Потерянное семя - страница 16
– Да, конечно, я скоро уйду, – на глаза навернулись слёзы, и он очень стеснялся смотреть на дочь. – Оня, я не заслуживаю прощения ни от тебя, ни от матери, извини, что перешёл на «ты», а всё-таки ты признала меня?
– Сразу так неожиданно, если бы раньше, ведь привыкла к мысли, что нет отца… Но я могу со временем только, – она боялась заглянуть в его настырные глаза, полные, однако, внутренней скорби с теплившейся в них надеждой, что тут его приласкают, загнанного жизнью, тогда как о матери в своё время и не подумал, на что её обрекает беременную, или правда не знал?
– Спасибо, спасибо! – пробормотал он быстро, словно опасался, что она возьмёт слова свои назад, хотя видел, как дочери непросто далось это обещание.– Я уйду скоро, давай я дам тебе адрес свой, когда-нибудь, да хоть летом приедешь ко мне с сыном, замуж выйдешь, у нас много винограда, яблок, всего много…
Маркунин достал записную книжицу, вписал свой адрес, вырвал листок, подал Онете. Девушка взяла его, не читая, и сунула в карман халата. И он, видя как она сделала это равнодушно, отрешённо, подумал с горечью, что она приняла адрес исключительно вежливости ради, что она никогда не напишет. Он опять почувствовал себя ничтожеством, обрекшим своих детей на безотцовство, чего в своё время не понимал, не догадывался.
– У вас тут есть гостиница, когда-то был дом для приезжих? Переночую, может, побуду и с матерью повидаюсь, – произнёс Маркунин. – Не знаю, может и есть, – пожала безучастно она плечами. – Выпейте чаю, а то остынет…
– Спасибо, Оня, а ты красивая, как мать.– Он стал пить короткими глотками, похвалив вкусный напиток. – Имя твоё интересное и редкое, как у матери…
Но она промолчала, ей опять стало его жалко, как сироту. И не хотелось никуда отпускать. Оне казалось, что наконец-то нашла отца после долгого поиска. Хотя мать никогда не говорила, как бессовестно он бросил её, она этого ничего не знала, поэтому не испытывала к отцу ни обиды, ни ненависти. А то, что услышала от него, она восприняла как совершенно не относившееся к ней лично. Онета не могла его осуждать, слишком это было его личное, давняя история матери и отца, в которой они сами запутались. Впрочем, он уже достаточно сам осудил себя, вполне уже осознал свой гадкий, предательский поступок. Пусть бог его и судит. Онета то поднимала, то опускала глаза: время, казалось, тянулось черепашьим шагом; она томилась, не чая пока он уйдёт, чтобы покормить сына, стеснявшегося чужих людей, а потом она найдёт его в гостинице, и они поговорят ещё.

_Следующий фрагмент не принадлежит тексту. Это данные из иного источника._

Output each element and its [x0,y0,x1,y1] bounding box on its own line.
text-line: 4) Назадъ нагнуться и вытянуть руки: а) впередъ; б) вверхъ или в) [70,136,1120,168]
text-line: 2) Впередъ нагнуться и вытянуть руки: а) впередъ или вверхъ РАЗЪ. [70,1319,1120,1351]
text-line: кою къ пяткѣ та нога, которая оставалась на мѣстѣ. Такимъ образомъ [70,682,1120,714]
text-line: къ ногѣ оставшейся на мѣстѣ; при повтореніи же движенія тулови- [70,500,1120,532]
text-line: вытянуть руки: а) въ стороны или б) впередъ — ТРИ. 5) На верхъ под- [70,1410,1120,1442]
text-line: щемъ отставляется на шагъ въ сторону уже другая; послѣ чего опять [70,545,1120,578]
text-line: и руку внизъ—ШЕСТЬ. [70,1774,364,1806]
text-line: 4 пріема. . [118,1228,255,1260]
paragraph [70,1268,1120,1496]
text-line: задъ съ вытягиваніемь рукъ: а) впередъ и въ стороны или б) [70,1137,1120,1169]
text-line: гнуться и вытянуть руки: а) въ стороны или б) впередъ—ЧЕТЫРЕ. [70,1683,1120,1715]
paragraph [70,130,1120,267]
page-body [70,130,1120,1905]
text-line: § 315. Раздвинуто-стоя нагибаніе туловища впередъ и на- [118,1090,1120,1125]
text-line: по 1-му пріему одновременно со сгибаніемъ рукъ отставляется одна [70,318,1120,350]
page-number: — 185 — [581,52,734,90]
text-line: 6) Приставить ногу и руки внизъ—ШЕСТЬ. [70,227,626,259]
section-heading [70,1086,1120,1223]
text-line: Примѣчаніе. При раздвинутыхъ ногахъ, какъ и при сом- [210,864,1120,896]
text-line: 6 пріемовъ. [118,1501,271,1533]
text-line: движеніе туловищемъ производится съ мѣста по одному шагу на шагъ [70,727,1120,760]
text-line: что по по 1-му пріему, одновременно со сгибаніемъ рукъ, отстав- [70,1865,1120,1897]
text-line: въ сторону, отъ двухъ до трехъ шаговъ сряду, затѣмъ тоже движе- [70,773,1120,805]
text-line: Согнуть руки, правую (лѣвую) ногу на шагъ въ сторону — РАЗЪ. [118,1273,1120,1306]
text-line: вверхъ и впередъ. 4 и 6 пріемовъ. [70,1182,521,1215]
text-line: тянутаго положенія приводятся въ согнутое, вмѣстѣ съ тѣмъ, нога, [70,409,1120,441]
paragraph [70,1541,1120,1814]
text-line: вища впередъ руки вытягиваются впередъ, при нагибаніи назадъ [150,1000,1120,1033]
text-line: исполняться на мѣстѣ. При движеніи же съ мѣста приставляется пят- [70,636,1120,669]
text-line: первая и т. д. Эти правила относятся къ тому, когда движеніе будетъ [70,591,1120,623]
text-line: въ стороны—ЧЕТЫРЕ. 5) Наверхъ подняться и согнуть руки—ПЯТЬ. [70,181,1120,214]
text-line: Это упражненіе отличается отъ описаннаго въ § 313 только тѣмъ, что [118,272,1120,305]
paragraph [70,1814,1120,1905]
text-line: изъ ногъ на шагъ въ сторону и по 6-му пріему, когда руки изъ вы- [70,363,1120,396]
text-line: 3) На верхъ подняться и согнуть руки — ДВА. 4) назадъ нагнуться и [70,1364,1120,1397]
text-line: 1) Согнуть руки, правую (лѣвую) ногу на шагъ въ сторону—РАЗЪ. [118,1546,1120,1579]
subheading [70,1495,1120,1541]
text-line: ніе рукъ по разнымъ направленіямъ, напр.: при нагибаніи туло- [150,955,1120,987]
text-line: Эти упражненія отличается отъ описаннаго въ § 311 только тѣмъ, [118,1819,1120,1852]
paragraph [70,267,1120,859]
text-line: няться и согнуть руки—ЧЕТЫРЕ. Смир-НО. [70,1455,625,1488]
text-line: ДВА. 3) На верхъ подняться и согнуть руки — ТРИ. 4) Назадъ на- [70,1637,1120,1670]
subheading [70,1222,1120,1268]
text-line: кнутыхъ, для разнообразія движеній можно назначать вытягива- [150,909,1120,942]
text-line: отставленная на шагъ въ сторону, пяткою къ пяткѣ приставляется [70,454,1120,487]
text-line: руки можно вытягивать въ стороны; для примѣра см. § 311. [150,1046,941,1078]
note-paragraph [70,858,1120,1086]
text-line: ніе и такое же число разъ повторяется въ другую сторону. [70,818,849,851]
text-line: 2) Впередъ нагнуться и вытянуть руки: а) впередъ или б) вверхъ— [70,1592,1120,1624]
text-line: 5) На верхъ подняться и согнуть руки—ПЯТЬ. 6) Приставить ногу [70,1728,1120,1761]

– Может, вам не надо с мамой встречаться, я к вам приду, если устроитесь вечером, – предложила Онета.
– Да как же… Я тогда перестану себя уважать. Не хочу казаться трусом. И потом, матери могут в магазине сказать, что искал её мужчина. Я там спросил, где она живёт. Ну, я пошёл и буду тебя ждать, Оня! – он слабо, робко улыбнулся.
Маркунин нашёл гостиницу на главной улице посёлка, где находилась администрация Затона. Он устроился без труда, цены были умеренные, дня на два задержится, походит по своим местам. Здесь был судоремонтный завод, причал. Но на реке судоходство уже, похоже, закончилось. Почему Оня говорила, что отчим придёт из рейса, вспомнил он погодя, если навигации нет? Но он не стал ломать над этим алогизмом голову. Маркунин, оставив вещи в гостиничном номере, зашёл в кафе при гостинице, выпил водки, закусил бутербродами. Есть больше не хотелось: после встречи с дочерью он испытывал нервное возбуждение. Оня ему понравилась не то, что Яна. Оня его, наверное, поняла как ему плохо одному и обещала проведать его.